Japan reported September trade data. Exports rose 13.0% y/y vs. 10.5% expected and 26.2% in August, while imports rose 38.6% y/y vs. 34.6% expected and 44.7% in August. This resulted in an adjusted deficit of -JPY624.8 bln and was the fourth straight month in the red. Yet Japan continues to run current account surpluses due to the strength of its overseas investment income. Export growth was the slowest since February and reflects in large part the global supply chain issues. The weaker yen should help competitiveness but the regional slowdown in trade and activity bears watching. Meanwhile, higher energy costs boosted imports.

The PBOC left its Loan Prime Rates unchanged as expected. The 1-year remained at 3.85% and the 5-year at 4.65%. The next step in monetary policy will likely come in the form of another reserve requirement rate cut, likely to the tune of 50 bp. That said, we don’t policymakers are in a huge hurry as local markets look a lot more stable at moment having digested the Evergrande fallout. Indeed, the Finance Ministry successfully issued a series of dollar-denominated bonds yesterday, with orders reaching nearly 6X the offer size. The yuan has resumed depreciating against the dollar after touching the strongest level since June yesterday. PBOC pushed back with an unusually weak fixing yesterday (-0.3% to RMB6.4069). Recent yuan gains have largely reflected strength in wider EM FX, but the strong dollar should eventually reassert itself. We think authorities desire a softer yuan for an extra boost to the economy.

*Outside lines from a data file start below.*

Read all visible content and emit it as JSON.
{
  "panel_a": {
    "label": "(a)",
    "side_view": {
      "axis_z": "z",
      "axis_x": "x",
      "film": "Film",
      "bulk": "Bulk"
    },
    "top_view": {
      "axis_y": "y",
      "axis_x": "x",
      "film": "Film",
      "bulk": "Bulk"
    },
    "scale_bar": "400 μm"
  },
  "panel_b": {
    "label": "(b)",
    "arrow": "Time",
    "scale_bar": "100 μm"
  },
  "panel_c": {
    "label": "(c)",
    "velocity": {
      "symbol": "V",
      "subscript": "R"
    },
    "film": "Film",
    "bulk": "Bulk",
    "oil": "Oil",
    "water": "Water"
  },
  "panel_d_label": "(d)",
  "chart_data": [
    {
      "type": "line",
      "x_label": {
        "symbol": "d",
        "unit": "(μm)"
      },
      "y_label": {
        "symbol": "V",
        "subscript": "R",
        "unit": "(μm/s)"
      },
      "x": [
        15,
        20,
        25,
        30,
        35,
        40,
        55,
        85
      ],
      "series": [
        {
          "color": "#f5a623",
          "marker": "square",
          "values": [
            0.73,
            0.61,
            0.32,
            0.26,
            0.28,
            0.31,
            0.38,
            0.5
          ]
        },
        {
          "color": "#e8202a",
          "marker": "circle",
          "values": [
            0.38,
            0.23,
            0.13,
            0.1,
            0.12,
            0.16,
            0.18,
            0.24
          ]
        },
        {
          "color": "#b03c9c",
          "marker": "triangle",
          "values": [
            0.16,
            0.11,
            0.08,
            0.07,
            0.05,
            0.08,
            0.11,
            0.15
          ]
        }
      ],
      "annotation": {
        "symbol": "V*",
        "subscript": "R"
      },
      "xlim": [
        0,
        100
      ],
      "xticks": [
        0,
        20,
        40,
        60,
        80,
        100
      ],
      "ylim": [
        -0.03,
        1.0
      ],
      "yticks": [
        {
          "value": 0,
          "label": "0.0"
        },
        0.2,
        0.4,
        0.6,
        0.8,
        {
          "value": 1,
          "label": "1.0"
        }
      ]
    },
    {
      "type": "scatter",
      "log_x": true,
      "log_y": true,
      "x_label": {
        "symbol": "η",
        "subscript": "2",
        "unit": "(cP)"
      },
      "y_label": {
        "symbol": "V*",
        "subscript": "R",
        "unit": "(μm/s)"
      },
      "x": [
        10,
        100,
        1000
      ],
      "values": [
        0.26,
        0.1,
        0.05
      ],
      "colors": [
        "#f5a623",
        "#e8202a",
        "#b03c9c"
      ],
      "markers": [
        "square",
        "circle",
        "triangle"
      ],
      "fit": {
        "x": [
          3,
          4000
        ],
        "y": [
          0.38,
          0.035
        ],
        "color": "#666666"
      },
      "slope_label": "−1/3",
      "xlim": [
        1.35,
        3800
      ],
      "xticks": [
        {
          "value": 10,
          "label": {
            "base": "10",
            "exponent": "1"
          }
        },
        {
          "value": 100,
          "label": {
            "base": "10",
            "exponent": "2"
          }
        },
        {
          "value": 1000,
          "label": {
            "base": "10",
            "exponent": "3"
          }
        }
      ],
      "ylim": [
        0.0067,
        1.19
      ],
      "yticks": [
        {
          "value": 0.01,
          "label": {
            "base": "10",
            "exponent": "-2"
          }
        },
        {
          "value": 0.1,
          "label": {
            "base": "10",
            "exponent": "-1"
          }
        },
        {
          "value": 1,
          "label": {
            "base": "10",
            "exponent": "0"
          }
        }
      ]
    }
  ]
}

Yesterday’s launch of the Bitcoin futures ETF marked an important milestone for the industry. The ProShares BITO ETF saw more than 24 mln shares traded with turnover of almost $1 bln, the second most heavily traded fund on record, according to Bloomberg. This will be an inefficient product in many ways, not only because of its nearly 1% expense ratio but because the typical contango of the Bitcoin futures curve will make the roll costly (though this could reverse during periods of backwardation). Still, BITO will provide retail investors with a convenient wrapper to gain crypto exposure and, perhaps more importantly, it greatly reduces the odds of more draconian regulation against the sector. In fact, the natural progression would be for the SEC to approve a spot ETF at some point – though this is far from assured. Bitcoin and Ethereum are both trading near all-time highs.